With teaching as with baking, sometimes you should follow steps in a very particular order. If you don’t do this, and then that, and then the other, you don’t get the best results.
Two researchers in Germany wanted to know if, and when, and how, students should study incorrect answers.
To explore this question, they worked with 5th graders learning about fractions. Specifically, they taught a lesson about comparing fractions with different denominators.
(When studying this topic, students can’t rely on their instincts about whole numbers. For that reason, it’s a good subject to understand how students update conceptual models.)
They followed three different recipes.
One group of 5th graders saw only correct answers.
A second group saw both correct and incorrect answers.
A third group saw correct and incorrect answers, and were specifically instructed to compare correct and incorrect ones.
Which recipe produced the best results?
The Judges Have Made Their Decision
As the researchers predicted, the third group learned the most. That is: they made the most progress in updating their conceptual models.
In fact: the group prompted to compare right and wrong answers learned more than the group that saw only the right answers. AND they learned more than the group that saw (but were not prompted to compare) right and wrong answers.
In other words: the recipe is very specific. For this technique to work, students should first get both kinds of information, and second be instructed to compare them.
Important Context
I’ve held off on mentioning an important part of this research: it comes in the context of problem-based learning. Before these 5th graders got these three kinds of feedback, they first wrestled with some fraction problems on their own.
In fact, those problems had been specifically designed to go well beyond the students’ mathematical understanding.
The goal of this strategy: to make students curious about the real-world benefits of learning about fractions with different denominators in the first place.
If they want to know the answer, and can’t figure it out on their own, presumably they’ll be more curious about learning when they start seeing all those correct (and incorrect) answers.
As we’ve discussed before, debates about direct instruction and problem-based learning (or inquiry learning) often turn heated.
Advocates of both methods can point to successes in “their own” pedagogy, and failures in the “opposing” method.
My own inclination: teachers should focus the on relevant specifics.
In the link above, for example, one study shows that PBL helps 8th graders think about deep structures of ratio.

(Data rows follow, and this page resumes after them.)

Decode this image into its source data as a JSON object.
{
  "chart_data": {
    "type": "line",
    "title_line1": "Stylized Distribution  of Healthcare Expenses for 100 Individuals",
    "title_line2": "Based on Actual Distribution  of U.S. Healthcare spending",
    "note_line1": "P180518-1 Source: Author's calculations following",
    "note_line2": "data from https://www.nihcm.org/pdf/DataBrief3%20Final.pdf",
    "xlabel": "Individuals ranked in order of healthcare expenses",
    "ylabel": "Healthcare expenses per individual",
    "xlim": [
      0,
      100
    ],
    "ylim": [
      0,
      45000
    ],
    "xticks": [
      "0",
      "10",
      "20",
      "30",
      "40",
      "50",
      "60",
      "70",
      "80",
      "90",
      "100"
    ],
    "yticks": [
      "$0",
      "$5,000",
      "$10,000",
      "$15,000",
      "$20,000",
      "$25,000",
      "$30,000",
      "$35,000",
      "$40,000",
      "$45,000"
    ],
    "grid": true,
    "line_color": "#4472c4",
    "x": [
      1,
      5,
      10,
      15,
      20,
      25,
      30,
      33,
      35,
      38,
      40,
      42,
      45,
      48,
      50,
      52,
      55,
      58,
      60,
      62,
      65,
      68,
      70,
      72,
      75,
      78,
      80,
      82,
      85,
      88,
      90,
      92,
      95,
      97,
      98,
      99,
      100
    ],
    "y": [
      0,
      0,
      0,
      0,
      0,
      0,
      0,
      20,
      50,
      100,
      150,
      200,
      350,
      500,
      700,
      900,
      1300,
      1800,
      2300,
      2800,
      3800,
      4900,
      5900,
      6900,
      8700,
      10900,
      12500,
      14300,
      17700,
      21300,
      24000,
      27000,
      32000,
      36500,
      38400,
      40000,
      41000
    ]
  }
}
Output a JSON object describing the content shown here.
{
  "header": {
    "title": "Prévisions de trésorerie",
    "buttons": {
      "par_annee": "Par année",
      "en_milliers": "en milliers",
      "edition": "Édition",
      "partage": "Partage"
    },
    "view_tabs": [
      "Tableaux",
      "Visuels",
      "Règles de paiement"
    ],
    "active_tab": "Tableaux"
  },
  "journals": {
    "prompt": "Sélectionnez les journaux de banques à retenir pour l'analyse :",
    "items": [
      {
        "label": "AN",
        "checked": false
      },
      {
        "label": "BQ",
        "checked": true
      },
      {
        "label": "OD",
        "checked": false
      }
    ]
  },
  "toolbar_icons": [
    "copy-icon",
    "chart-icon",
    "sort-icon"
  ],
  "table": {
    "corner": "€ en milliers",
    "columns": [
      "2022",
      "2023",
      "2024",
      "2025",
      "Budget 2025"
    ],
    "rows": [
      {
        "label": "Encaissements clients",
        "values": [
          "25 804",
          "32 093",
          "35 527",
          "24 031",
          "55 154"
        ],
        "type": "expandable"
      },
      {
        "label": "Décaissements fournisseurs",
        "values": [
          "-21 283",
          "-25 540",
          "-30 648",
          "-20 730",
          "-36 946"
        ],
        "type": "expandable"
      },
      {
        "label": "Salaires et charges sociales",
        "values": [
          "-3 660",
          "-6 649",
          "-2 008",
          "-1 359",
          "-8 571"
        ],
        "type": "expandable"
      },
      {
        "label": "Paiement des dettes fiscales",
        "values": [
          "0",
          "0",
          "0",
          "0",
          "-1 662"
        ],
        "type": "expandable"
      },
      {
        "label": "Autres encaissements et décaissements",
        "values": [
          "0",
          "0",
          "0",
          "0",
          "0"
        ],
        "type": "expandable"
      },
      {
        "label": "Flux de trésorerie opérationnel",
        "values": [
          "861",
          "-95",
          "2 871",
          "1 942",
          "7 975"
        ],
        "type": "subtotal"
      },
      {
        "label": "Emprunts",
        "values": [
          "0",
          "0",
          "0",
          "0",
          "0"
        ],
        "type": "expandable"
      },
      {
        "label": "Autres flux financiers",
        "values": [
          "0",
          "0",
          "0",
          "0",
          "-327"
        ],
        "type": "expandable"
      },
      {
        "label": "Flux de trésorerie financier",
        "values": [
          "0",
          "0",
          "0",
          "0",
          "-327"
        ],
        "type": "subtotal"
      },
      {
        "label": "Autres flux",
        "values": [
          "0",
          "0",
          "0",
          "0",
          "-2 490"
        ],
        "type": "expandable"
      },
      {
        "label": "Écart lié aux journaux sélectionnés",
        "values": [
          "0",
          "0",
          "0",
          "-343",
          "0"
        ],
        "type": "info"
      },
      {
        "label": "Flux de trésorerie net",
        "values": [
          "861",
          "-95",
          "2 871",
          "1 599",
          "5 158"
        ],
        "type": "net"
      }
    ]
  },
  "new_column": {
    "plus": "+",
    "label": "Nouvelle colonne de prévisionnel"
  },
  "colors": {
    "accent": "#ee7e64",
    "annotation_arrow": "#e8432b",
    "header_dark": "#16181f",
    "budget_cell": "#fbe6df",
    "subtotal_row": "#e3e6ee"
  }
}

And, another study shows that it doesn’t help 4th graders understand potential and kinetic energy.
These German researchers add another important twist: giving the right kind of instruction and feedback after the inquiry phase might also influence the lesson’s success.
Rather than conclude one method always works and the other never does, we should ask: which approach best helps my particular students learn this particular lesson? And: how can I execute that approach most effectively?
By keeping our focus narrow and specific, we can stay out of the heated debates that ask us to take sides.